An election is a snapshot of a country's challenges, fears and hopes at a given moment. What if we did the work to make them relevant, lively, and revealing? It would be harder than an election framed around reading opinion polls, but my hunch is that it would be far more interesting.
Look at Gay Alcorn's record as journalist and editor and consider how much of her work (under her byline and those of her subordinates) fits into the left column in the above table, and how much in the right. You don't get out of a cadetship unless you swallow certain fundamental beliefs about journalism that cannot really ever be questioned. Then consider whether she's serious about being 'chastened': never mind if the leopard has changed its spots, how sleek and supple is it really?

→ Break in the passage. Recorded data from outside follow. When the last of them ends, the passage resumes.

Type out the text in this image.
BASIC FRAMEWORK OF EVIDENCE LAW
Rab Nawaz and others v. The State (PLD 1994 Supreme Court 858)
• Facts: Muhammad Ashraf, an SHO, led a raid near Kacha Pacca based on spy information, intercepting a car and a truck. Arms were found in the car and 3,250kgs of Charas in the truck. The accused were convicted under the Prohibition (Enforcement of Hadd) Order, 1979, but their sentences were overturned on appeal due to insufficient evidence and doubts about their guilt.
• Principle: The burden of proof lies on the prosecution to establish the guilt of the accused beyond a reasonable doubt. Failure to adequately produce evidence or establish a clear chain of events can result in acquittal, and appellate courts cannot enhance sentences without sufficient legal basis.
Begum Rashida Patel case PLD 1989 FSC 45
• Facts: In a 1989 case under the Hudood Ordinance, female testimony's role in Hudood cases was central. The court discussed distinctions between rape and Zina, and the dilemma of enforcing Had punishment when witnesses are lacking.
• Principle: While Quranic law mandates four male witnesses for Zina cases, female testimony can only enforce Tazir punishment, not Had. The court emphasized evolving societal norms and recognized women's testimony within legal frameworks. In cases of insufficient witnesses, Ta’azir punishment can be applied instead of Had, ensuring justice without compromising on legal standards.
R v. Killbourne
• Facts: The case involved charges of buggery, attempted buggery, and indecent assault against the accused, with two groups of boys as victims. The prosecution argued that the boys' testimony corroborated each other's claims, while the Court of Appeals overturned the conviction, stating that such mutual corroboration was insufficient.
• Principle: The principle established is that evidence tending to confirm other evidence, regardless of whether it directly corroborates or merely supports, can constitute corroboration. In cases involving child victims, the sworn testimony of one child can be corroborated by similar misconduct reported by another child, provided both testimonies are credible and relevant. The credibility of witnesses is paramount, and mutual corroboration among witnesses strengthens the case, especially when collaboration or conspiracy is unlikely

Now consider how committed The Age really is to all this: that her employer got rid of her and has brought her back on a very tentative arrangement, which is not necessarily resourced well and not at all integrated into the formal reporting structure of the masthead. If Alcorn's opinions come to blows with those of somebody who likes their news Traditional, and who has a place in the formal reporting structure of Fairfax Media, would you bet on Alcorn's view (such as it is) prevailing?
The hope expressed in her final sentence dies right there. Much of what she believes and promulgates rests heavily on bullshit. Trust me, she says, I'm a recidivist.